Postal operators need a clear vision and strategy at a time of rapid changes in the broader postal market and as consumers gain more “power”, especially for parcel deliveries, Arno van Bijnen, PostNL’s director of Channels & Consumer and Cross Border Solutions, told the Parcel + Post Expo conference’s Global Leaders session in Amsterdam last week.
PostNL, for example, wants to be the “favourite deliverer” for customers and consumers, now has about 5 million users of its mobile app, and is looking at new opportunities such as deliveries in the evening and on Sundays, he said.
At the same time, the Dutch postal operator wants to “connect and collaborate” with large local e-retailers such as bol.com and Coolblue as well as with the likes of Zalando and Aliexpress, he explained. For example, PostNL has integrated a sorting operation into bol.com’s new central fulfilment centre.
In South America, CorreosChile has embarked on a major transformation under a new strategic plan designed to modernise the postal operator, broaden delivery services for e-commerce customers and improve its operational performance.
In future, the company, which handles about 100,000 packages a day, including a high proportion of import parcels, wants to offer guaranteed express deliveries in 24/72 hours with proactive customer information and flexible delivery options. E-commerce could generate about two thirds of its revenues by 2022.
But CEO José Luis Rodriguez, who took over last year, admitted to conference participants that the hardest challenge of all will be the internal ‘cultural transformation’. “It’s really tough to change from a dominant postal culture to a competitive e-commerce culture.
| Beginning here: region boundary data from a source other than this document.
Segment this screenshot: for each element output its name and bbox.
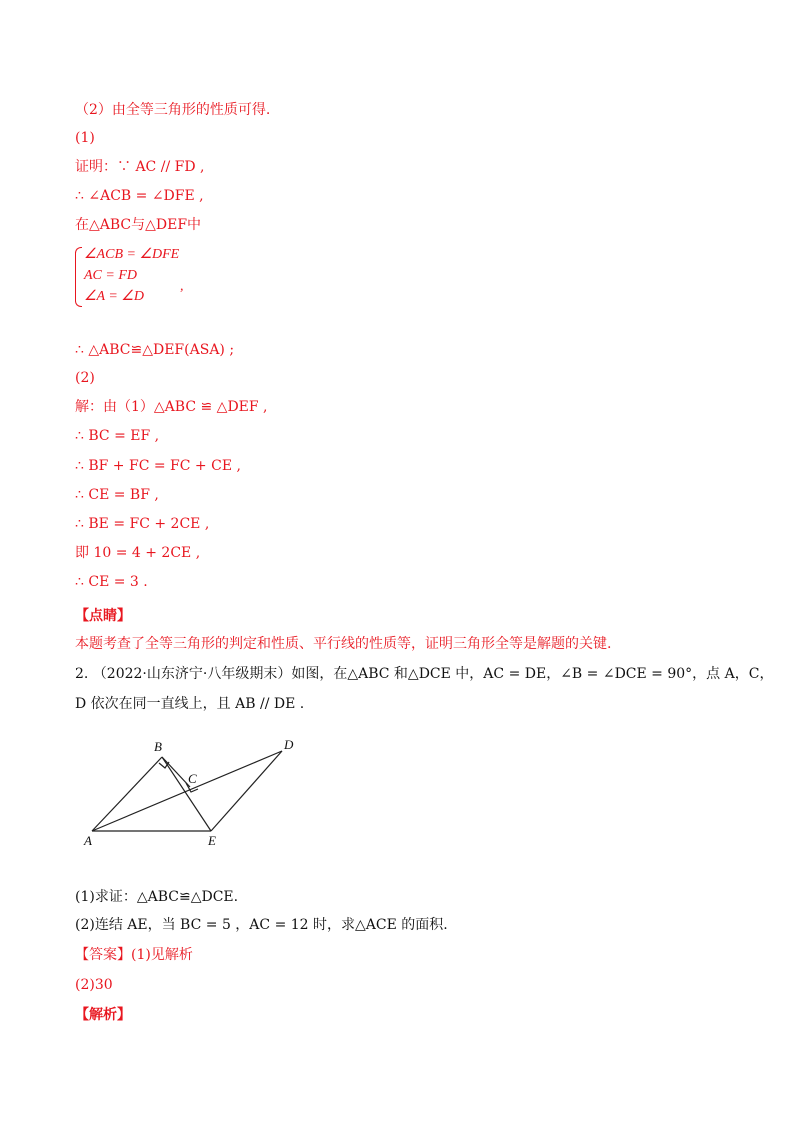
label-b: B [154, 739, 162, 754]
answer-line-2: (2)30 [75, 977, 113, 993]
part1-label: (1) [75, 130, 95, 146]
label-c: C [188, 771, 197, 786]
system-eq-1: ∠ACB = ∠DFE [84, 247, 180, 262]
system-brace [75, 247, 82, 307]
system-eq-2: AC = FD [84, 268, 137, 283]
segment-ad [92, 751, 282, 831]
label-e: E [208, 833, 216, 848]
label-a: A [84, 833, 92, 848]
part2-hint: （2）由全等三角形的性质可得. [75, 102, 271, 118]
segment-de [211, 751, 282, 831]
segment-be [162, 757, 211, 831]
answer-line-1: 【答案】(1)见解析 [75, 947, 193, 963]
solution-line-1: 解：由（1）△ABC ≌ △DEF , [75, 399, 268, 415]
solution-line-6: 即 10 = 4 + 2CE , [75, 545, 201, 561]
system-comma: , [180, 279, 184, 294]
part2-label: (2) [75, 370, 95, 386]
proof-line-3: 在△ABC与△DEF中 [75, 217, 202, 233]
problem-line-2: D 依次在同一直线上，且 AB // DE . [75, 696, 305, 712]
problem-line-1: 2. （2022·山东济宁·八年级期末）如图，在△ABC 和△DCE 中，AC = DE，∠B = ∠DCE = 90°，点 A，C， [75, 666, 774, 682]
geometry-figure [82, 735, 312, 855]
solution-line-4: ∴ CE = BF , [75, 487, 159, 503]
proof-line-1: 证明：∵ AC // FD , [75, 159, 205, 175]
solution-line-5: ∴ BE = FC + 2CE , [75, 516, 210, 532]
proof-line-2: ∴ ∠ACB = ∠DFE , [75, 188, 204, 204]
question-1: (1)求证：△ABC≌△DCE. [75, 889, 239, 905]
comment-text: 本题考查了全等三角形的判定和性质、平行线的性质等，证明三角形全等是解题的关键. [75, 636, 612, 652]
solution-line-7: ∴ CE = 3 . [75, 574, 148, 590]
system-eq-3: ∠A = ∠D [84, 289, 144, 304]
solution-line-3: ∴ BF + FC = FC + CE , [75, 458, 241, 474]
solution-line-2: ∴ BC = EF , [75, 428, 160, 444]
proof-conclusion: ∴ △ABC≌△DEF(ASA) ; [75, 342, 235, 358]
question-2: (2)连结 AE，当 BC = 5 ，AC = 12 时，求△ACE 的面积. [75, 917, 448, 933]
segment-bc [162, 757, 190, 787]
label-d: D [284, 737, 294, 752]
segment-ab [92, 757, 162, 831]
comment-tag: 【点睛】 [75, 608, 131, 624]
analysis-tag: 【解析】 [75, 1007, 131, 1023]
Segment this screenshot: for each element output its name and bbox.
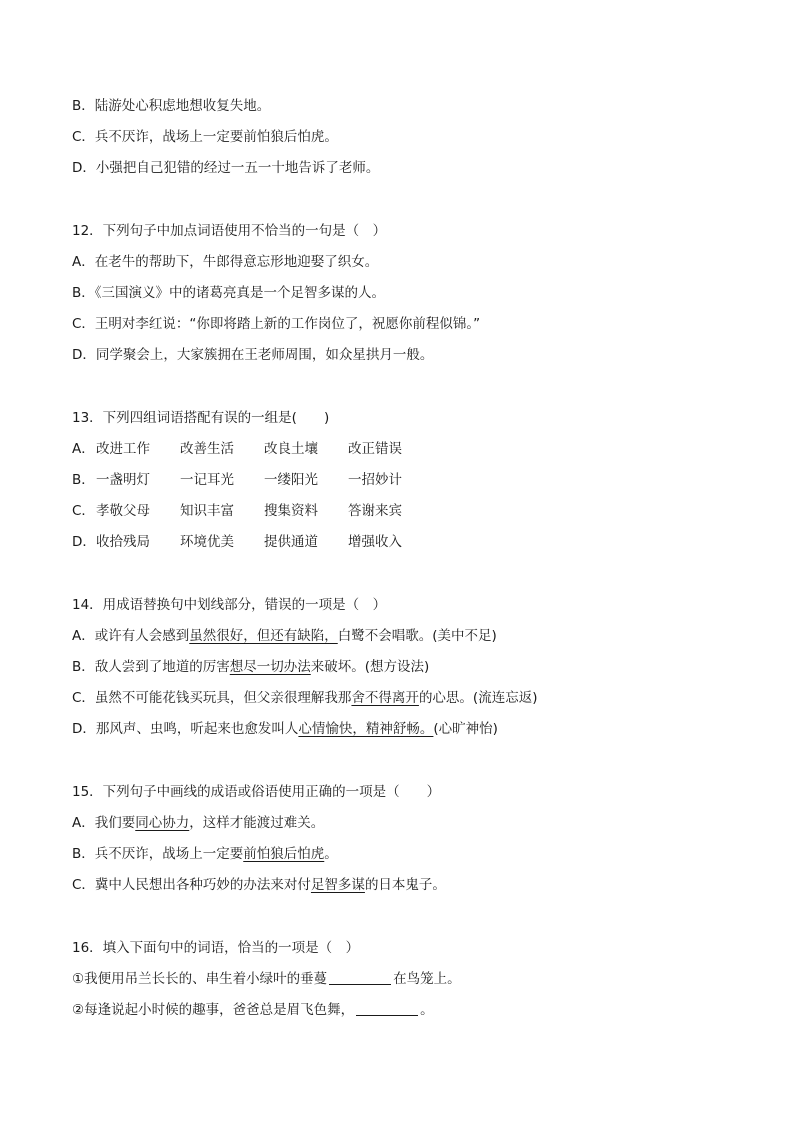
q11-option-b: B．陆游处心积虑地想收复失地。 [72, 98, 271, 114]
q14-stem: 14．用成语替换句中划线部分，错误的一项是（ ） [72, 597, 387, 613]
sentence-text: ①我便用吊兰长长的、串生着小绿叶的垂蔓 [72, 971, 328, 987]
underlined-phrase: 舍不得离开 [351, 690, 419, 706]
option-label: C． [72, 503, 95, 519]
sentence-text: C．冀中人民想出各种巧妙的办法来对付 [72, 877, 311, 893]
underlined-phrase: 前怕狼后怕虎 [243, 846, 325, 862]
q15-stem: 15．下列句子中画线的成语或俗语使用正确的一项是（ ） [72, 784, 441, 800]
sentence-text: B．敌人尝到了地道的厉害 [72, 659, 230, 675]
word-cell: 搜集资料 [264, 503, 318, 519]
word-cell: 一盏明灯 [96, 472, 150, 488]
sentence-text: 。 [324, 846, 338, 862]
q12-option-a: A．在老牛的帮助下，牛郎得意忘形地迎娶了织女。 [72, 254, 379, 270]
word-cell: 答谢来宾 [348, 503, 402, 519]
q16-stem: 16．填入下面句中的词语，恰当的一项是（ ） [72, 940, 360, 956]
word-cell: 改正错误 [348, 441, 402, 457]
q12-option-d: D．同学聚会上，大家簇拥在王老师周围，如众星拱月一般。 [72, 347, 434, 363]
q16-sentence-2 [72, 1001, 434, 1019]
q12-option-b: B．《三国演义》中的诸葛亮真是一个足智多谋的人。 [72, 285, 386, 301]
sentence-text: ，这样才能渡过难关。 [189, 815, 325, 831]
word-cell: 一招妙计 [348, 472, 402, 488]
option-label: A． [72, 441, 95, 457]
underlined-phrase: 虽然很好，但还有缺陷， [189, 628, 338, 644]
underlined-phrase: 心情愉快，精神舒畅。 [298, 721, 434, 737]
underlined-phrase: 想尽一切办法 [229, 659, 311, 675]
sentence-text: (心旷神怡) [433, 721, 498, 737]
word-cell: 改进工作 [96, 441, 150, 457]
q15-option-c [72, 876, 446, 894]
q15-option-b [72, 845, 338, 863]
word-cell: 一缕阳光 [264, 472, 318, 488]
option-label: B． [72, 472, 95, 488]
q14-option-a [72, 627, 497, 645]
sentence-text: 来破坏。(想方设法) [310, 659, 430, 675]
sentence-text: 的日本鬼子。 [364, 877, 446, 893]
q14-option-c [72, 689, 537, 707]
q13-option-a [72, 440, 432, 458]
word-cell: 知识丰富 [180, 503, 234, 519]
q14-option-b [72, 658, 429, 676]
q14-option-d [72, 720, 498, 738]
sentence-text: 。 [420, 1002, 434, 1018]
q12-stem: 12．下列句子中加点词语使用不恰当的一句是（ ） [72, 223, 387, 239]
option-label: D． [72, 534, 96, 550]
word-cell: 改善生活 [180, 441, 234, 457]
underlined-phrase: 同心协力 [135, 815, 190, 831]
sentence-text: 在鸟笼上。 [393, 971, 461, 987]
q11-option-d: D．小强把自己犯错的经过一五一十地告诉了老师。 [72, 160, 380, 176]
sentence-text: D．那风声、虫鸣，听起来也愈发叫人 [72, 721, 299, 737]
sentence-text: A．我们要 [72, 815, 136, 831]
word-cell: 孝敬父母 [96, 503, 150, 519]
sentence-text: A．或许有人会感到 [72, 628, 190, 644]
underlined-phrase: 足智多谋 [310, 877, 365, 893]
answer-blank [356, 1001, 418, 1016]
word-cell: 增强收入 [348, 534, 402, 550]
word-cell: 一记耳光 [180, 472, 234, 488]
q12-option-c: C．王明对李红说：“你即将踏上新的工作岗位了，祝愿你前程似锦。” [72, 316, 481, 332]
q13-option-c [72, 502, 432, 520]
q13-stem: 13．下列四组词语搭配有误的一组是( ) [72, 410, 330, 426]
q13-option-b [72, 471, 432, 489]
sentence-text: C．虽然不可能花钱买玩具，但父亲很理解我那 [72, 690, 352, 706]
word-cell: 收拾残局 [96, 534, 150, 550]
answer-blank [329, 970, 391, 985]
q16-sentence-1 [72, 970, 461, 988]
sentence-text: B．兵不厌诈，战场上一定要 [72, 846, 244, 862]
word-cell: 环境优美 [180, 534, 234, 550]
sentence-text: 白鹭不会唱歌。(美中不足) [337, 628, 497, 644]
word-cell: 改良土壤 [264, 441, 318, 457]
sentence-text: 的心思。(流连忘返) [418, 690, 538, 706]
q13-option-d [72, 533, 432, 551]
q11-option-c: C．兵不厌诈，战场上一定要前怕狼后怕虎。 [72, 129, 338, 145]
q15-option-a [72, 814, 324, 832]
word-cell: 提供通道 [264, 534, 318, 550]
sentence-text: ②每逢说起小时候的趣事，爸爸总是眉飞色舞， [72, 1002, 355, 1018]
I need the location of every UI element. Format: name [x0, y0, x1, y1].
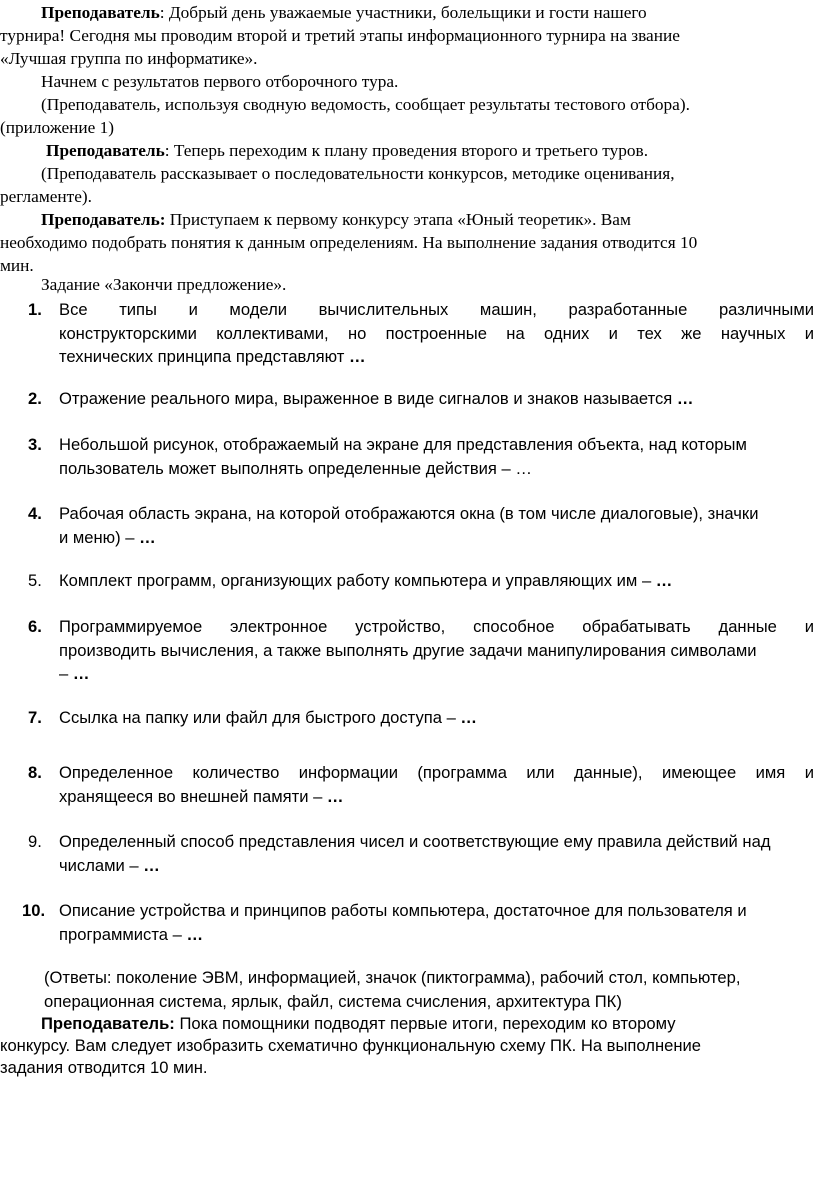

The really big challenge is people… People need to understand we are not a dominant industry… but in a competitive market,” he commented.
Asked about his 10 – 15-year vision, Rodriguez predicted: “There won’t be Posts any more. There will be logistics companies that move parcels. We won’t survive if we think of ourselves as Posts, we need to think of ourselves as a logistics company.”
The Chilean CEO warned that with today’s technology it was quite possible for “some kind of Uber” to appear and use postal operators as delivery commodities. But overall, he remained optimistic: “It’s a menace but also an opportunity.”